Can you be unfaithful to a city? If so, my husband is cheating on Venice with Bergen.

I can hardly blame him. I was prepared to fall in love with Bergen too. A quick search of Google images yielded crooked wooden buildings, their reflections in the wharf burning orange and pink during sunset and epic views for miles over islands and sea from the top of Mount Floyen. What a perfect scene.

But a quick browse of the weather report conjured a different picture. A ten day forecast of rain and fog. An immutable cloud of meteorological bad luck that was destined to sit over the southeast coast of Norway like a petulant child.

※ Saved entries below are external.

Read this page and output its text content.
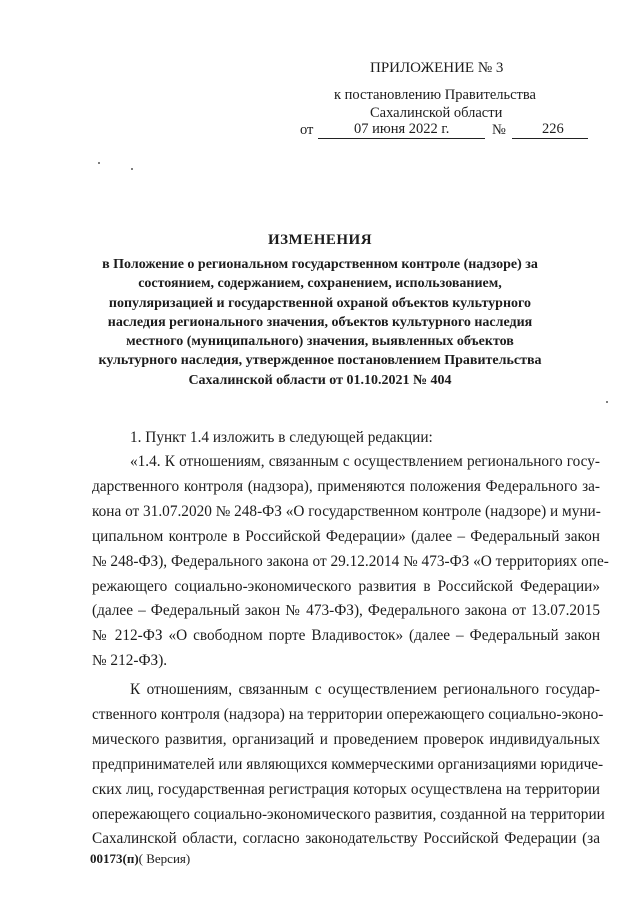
ПРИЛОЖЕНИЕ № 3
к постановлению Правительства
Сахалинской области
от	07 июня 2022 г.	№ 226
ИЗМЕНЕНИЯ
в Положение о региональном государственном контроле (надзоре) за
состоянием, содержанием, сохранением, использованием,
популяризацией и государственной охраной объектов культурного
наследия регионального значения, объектов культурного наследия
местного (муниципального) значения, выявленных объектов
культурного наследия, утвержденное постановлением Правительства
Сахалинской области от 01.10.2021 № 404
1. Пункт 1.4 изложить в следующей редакции:
«1.4. К отношениям, связанным с осуществлением регионального госу-
дарственного контроля (надзора), применяются положения Федерального за-
кона от 31.07.2020 № 248-ФЗ «О государственном контроле (надзоре) и муни-
ципальном контроле в Российской Федерации» (далее – Федеральный закон
№ 248-ФЗ), Федерального закона от 29.12.2014 № 473-ФЗ «О территориях опе-
режающего социально-экономического развития в Российской Федерации»
(далее – Федеральный закон № 473-ФЗ), Федерального закона от 13.07.2015
№ 212-ФЗ «О свободном порте Владивосток» (далее – Федеральный закон
№ 212-ФЗ).
К отношениям, связанным с осуществлением регионального государ-
ственного контроля (надзора) на территории опережающего социально-эконо-
мического развития, организаций и проведением проверок индивидуальных
предпринимателей или являющихся коммерческими организациями юридиче-
ских лиц, государственная регистрация которых осуществлена на территории
опережающего социально-экономического развития, созданной на территории
Сахалинской области, согласно законодательству Российской Федерации (за
00173(п)( Версия)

I’ll admit to spending a moment or two (OK, an entire afternoon) feeling as disappointed as that child, as if my trip was spoiled. I shouldn’t have been surprised. Bergen, I’ve come to discover, has an average of almost 250 rainy days a year.

But then Radek comes back from a quick, wet walk to the grocery store utterly enchanted. Bergen seems to have gotten under his skin as charming places often do. And I realize that we’ll return to this city, which somehow changes my entire perspective.

I work in a hotel. I see this all the time. When you pin all of your expectations of a place on one or two days, the weather takes on an oppressive significance. Tourists stay stuck in the lobby feeling sorry for themselves as the rain pours down, ruining their vacation. But regular guests put on a poncho and continue to fall deeper in love with the place, in all of its moods. Because they know that they’ll be back to see another side, in another light, on another day.

Knowing we’d return, I was free to love Bergen in the pouring rain. And I did.